There is a difference in trying to live lives that imitate Jesus and follow his
teaching and in trying to live in a creation that has already been made new.
It’s not “Jesus stood up to bigotry, so we should, too.” It’s not wishing for
what wonders “could have been, if only we had behaved.” It’s not girding up our
loins and facing death with courage. Living as an Easter Christian involves
trusting that the real victory at the end of Jesus’ story colors all of
existence, that the glimpse of abundant life seen in the teaching of Martin
Luther King, Jr. is an unveiling of a corner of the new creation that already
exists in the risen Christ, that the horrors of the Holocaust and of the hatred
that killed Anne Frank and Matthew Shepard have already been defeated, if only
we would quit reaching down into the old darkness and pulling them out of the
pit. Sure, we need to stand up to bigotry, but not with the illusion that we
can defeat it by ourselves. We love like Jesus loved because love has already
won the fight.
A seminary classmate of mine who is
now rector of Calvary Church in Memphis alerted his congregation on Friday to a
KKK rally that was going to happen across the street from their downtown parish
right before their Holy Saturday Easter Vigil service. His advice was to meet
the “death” across the street with “holy, intentional silence.” “Let Saturday's
rally be the last breath of a group who[se] influence has vanished, gasped in
the silence of an empty street,” he wrote.[2]

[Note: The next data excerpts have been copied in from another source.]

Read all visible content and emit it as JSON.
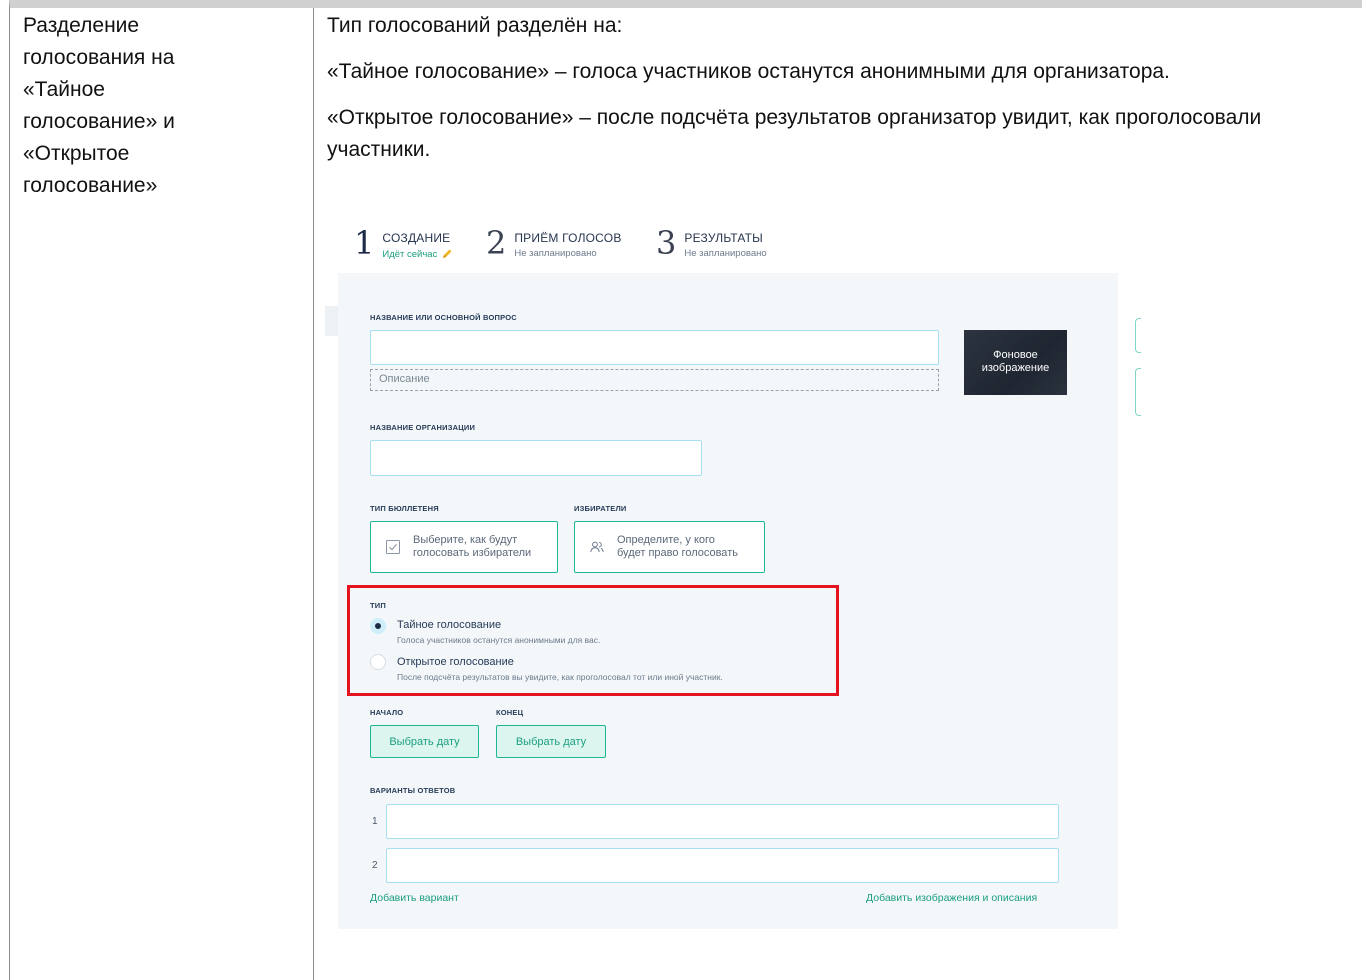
{
  "left_cell": {
    "lines": [
      "Разделение",
      "голосования на",
      "«Тайное",
      "голосование» и",
      "«Открытое",
      "голосование»"
    ]
  },
  "right_cell": {
    "intro": "Тип голосований разделён на:",
    "secret": {
      "term": "«Тайное голосование»",
      "desc": " – голоса участников останутся анонимными для организатора."
    },
    "open": {
      "term": "«Открытое голосование»",
      "desc": " – после подсчёта результатов организатор увидит, как проголосовали участники."
    }
  },
  "screenshot": {
    "steps": [
      {
        "num": "1",
        "title": "СОЗДАНИЕ",
        "sub": "Идёт сейчас"
      },
      {
        "num": "2",
        "title": "ПРИЁМ ГОЛОСОВ",
        "sub": "Не запланировано"
      },
      {
        "num": "3",
        "title": "РЕЗУЛЬТАТЫ",
        "sub": "Не запланировано"
      }
    ],
    "title_label": "НАЗВАНИЕ ИЛИ ОСНОВНОЙ ВОПРОС",
    "title_value": "",
    "description_placeholder": "Описание",
    "background_image_label": "Фоновое изображение",
    "background_image_line1": "Фоновое",
    "background_image_line2": "изображение",
    "org_label": "НАЗВАНИЕ ОРГАНИЗАЦИИ",
    "org_value": "",
    "ballot_label": "ТИП БЮЛЛЕТЕНЯ",
    "ballot_line1": "Выберите, как будут",
    "ballot_line2": "голосовать избиратели",
    "voters_label": "ИЗБИРАТЕЛИ",
    "voters_line1": "Определите, у кого",
    "voters_line2": "будет право голосовать",
    "type_label": "ТИП",
    "type_options": [
      {
        "title": "Тайное голосование",
        "sub": "Голоса участников останутся анонимными для вас.",
        "selected": true
      },
      {
        "title": "Открытое голосование",
        "sub": "После подсчёта результатов вы увидите, как проголосовал тот или иной участник.",
        "selected": false
      }
    ],
    "start_label": "НАЧАЛО",
    "end_label": "КОНЕЦ",
    "pick_date": "Выбрать дату",
    "answers_label": "ВАРИАНТЫ ОТВЕТОВ",
    "answers": [
      {
        "num": "1",
        "value": ""
      },
      {
        "num": "2",
        "value": ""
      }
    ],
    "add_option": "Добавить вариант",
    "add_images": "Добавить изображения и описания"
  },
  "colors": {
    "accent": "#1fb597",
    "highlight": "#e3141f",
    "panel": "#f3f7fa",
    "input_border": "#a7dff0"
  }
}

Christ is risen. Bigotry can no longer win. Christ’s victory shines backwards
into a KKK rally that is doomed to failure, bound only for extinction, no
matter how loud the Klan shouts, no matter how many gather there. The tomb is
empty. The only life is in the Light of Christ across the street at Calvary. The
alleluia box is empty, and I am not in control.
Later this
week I went to visit the dying family member of a parishioner. I went into the hospice
care unit with my prayer book and my holy oil, looking for death. I found an
elderly lady whose body had just about almost shut down. It was riddled with
cancer, almost visibly decomposing. I was there to prepare the family for
death, to prepare the suffering grandmother for dying. I knew that in a few
days it would be Easter. I knew that Jesus said, “I am the resurrection and the
life, and the one who believes in me will never die.” I knew the Good News. But
I was still preparing for death. What I found, however, was life. This dying
woman was wrapped in a cloak of peace. “I’m not in pain,” she said, smiling the
same patient, kind smile as the preschoolers in my office. “I’m not afraid.”
But it was when I looked into her eyes that I understood. This grandmother’s
pale blue eyes twinkled with life, with joyful life. You could light a thousand
Easter fires from the strong life in those eyes. It was as if there were little
angels in her eyes glittering and saying to me, “There is no death here. Christ
is risen. Go and tell the others. It doesn’t matter what this looks like. It doesn’t
matter if you are ready for life or not. It doesn’t matter if my body will soon
be buried. The alleluia box has blown wide open and the alleluias are flying
around out in the world. Go and find them! Don’t forget to remember the story!
Christ is risen! The Lord is risen, indeed. Alleluia!